In the fight against Vermont Gas’ proposedAddison County natural gas expansion, it’s largely been landowners piping up with concerns about the project, which would run a natural gas transmission line south through Vergennes and Middlebury — and potentially on to Ticonderoga, N.Y. Until now.

A rally last night at Champlain Valley Union High School illustrated that property owners aren’t the only ones balking at the pipeline extension. A growing grassroots coalition of environmentalists and workers’ rights advocates, singing solidarity songs and brandishing banners, gathered in front of the high school to make their objections known prior to the start of a Public Service Board public hearing on the project.

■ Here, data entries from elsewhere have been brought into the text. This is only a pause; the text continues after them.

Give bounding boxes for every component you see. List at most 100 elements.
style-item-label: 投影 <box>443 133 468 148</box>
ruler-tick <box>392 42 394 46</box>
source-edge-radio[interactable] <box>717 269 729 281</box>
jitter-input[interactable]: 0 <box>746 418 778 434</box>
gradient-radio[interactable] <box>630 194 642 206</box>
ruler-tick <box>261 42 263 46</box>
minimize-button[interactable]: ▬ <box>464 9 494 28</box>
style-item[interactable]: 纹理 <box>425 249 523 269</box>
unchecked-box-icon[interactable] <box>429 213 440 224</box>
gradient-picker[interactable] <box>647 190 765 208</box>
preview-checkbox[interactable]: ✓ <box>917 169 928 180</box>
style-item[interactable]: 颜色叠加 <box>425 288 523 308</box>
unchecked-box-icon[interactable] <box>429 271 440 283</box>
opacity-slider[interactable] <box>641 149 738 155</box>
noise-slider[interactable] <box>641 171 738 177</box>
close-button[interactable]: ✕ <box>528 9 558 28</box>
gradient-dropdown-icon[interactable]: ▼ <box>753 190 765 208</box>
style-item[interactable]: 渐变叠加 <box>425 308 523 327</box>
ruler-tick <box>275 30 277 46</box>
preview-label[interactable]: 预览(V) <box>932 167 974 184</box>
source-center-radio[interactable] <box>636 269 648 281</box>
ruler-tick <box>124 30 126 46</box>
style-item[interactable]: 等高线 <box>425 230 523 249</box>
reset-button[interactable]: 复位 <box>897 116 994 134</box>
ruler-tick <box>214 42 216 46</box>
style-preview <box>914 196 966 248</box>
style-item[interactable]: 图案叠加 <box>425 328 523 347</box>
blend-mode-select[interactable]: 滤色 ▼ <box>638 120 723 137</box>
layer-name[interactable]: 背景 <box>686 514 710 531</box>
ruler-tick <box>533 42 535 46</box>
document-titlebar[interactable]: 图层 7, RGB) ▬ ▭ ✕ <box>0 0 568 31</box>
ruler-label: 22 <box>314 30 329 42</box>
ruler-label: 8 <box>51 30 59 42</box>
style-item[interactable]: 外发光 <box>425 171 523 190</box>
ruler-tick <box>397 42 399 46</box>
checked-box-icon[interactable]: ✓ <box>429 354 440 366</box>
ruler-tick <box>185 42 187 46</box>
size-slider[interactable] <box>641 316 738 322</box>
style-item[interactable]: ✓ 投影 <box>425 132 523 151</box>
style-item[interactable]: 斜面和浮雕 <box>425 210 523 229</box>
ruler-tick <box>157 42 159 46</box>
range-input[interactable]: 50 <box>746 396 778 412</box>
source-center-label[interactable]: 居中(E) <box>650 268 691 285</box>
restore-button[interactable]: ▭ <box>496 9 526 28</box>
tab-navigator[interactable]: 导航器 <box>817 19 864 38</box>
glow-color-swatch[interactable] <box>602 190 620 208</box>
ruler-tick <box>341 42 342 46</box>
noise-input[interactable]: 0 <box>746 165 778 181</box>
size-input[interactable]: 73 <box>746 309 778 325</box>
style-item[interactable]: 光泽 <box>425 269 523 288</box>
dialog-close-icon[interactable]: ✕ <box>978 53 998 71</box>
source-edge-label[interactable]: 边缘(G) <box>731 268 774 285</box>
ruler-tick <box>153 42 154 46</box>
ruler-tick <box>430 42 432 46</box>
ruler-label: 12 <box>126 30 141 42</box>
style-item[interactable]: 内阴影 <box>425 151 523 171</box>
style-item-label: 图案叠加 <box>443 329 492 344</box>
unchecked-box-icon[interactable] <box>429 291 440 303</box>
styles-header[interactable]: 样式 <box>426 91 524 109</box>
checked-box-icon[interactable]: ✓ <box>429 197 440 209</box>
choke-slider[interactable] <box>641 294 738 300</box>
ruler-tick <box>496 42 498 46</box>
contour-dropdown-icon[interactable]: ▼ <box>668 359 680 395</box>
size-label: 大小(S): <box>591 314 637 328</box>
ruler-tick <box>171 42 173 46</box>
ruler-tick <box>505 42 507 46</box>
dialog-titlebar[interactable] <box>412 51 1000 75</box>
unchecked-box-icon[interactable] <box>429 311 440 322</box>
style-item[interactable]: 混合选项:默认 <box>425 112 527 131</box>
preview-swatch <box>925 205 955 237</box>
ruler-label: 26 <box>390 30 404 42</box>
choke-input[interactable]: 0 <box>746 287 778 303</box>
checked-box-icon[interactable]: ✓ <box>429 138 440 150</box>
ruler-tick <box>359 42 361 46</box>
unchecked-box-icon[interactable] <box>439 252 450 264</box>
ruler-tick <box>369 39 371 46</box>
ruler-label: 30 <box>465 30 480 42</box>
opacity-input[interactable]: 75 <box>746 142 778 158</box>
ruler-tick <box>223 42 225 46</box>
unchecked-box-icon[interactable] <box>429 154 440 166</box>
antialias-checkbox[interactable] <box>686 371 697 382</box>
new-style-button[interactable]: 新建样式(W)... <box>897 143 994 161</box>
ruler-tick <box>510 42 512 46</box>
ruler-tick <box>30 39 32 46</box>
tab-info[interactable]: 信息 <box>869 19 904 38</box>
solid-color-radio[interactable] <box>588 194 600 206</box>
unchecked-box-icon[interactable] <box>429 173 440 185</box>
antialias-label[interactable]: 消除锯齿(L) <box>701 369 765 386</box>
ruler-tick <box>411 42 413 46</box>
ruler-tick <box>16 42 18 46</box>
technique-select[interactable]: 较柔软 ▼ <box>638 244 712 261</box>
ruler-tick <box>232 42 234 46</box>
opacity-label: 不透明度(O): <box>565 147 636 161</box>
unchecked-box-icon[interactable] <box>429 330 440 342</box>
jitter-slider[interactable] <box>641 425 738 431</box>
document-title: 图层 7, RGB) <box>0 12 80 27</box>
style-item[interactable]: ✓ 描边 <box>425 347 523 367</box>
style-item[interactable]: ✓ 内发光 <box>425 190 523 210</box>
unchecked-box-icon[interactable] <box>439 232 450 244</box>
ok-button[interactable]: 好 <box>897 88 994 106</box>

Chief among their concerns is the environmental impact of extending a pipeline that carries fossil fuel deeper into Vermont. In particular, the protestors are unhappy that the pipeline would carry a portion of gas obtained in Canada using hydraulic fracturing, commonly known as “fracking” — Vermont Gas concedes that this is the case. Vermont lawmakers last year passed a law making the Green Mountain State the first in the country to ban fracking. It’s a technique oil and gas companies love, because it opens up vast reserves of shale gas previously too costly or difficult to extract. Environmentalists have long raised the alarm, however, pointing to problems with groundwater contamination, waste water disposal and even earthquakes in places where fracking is underway.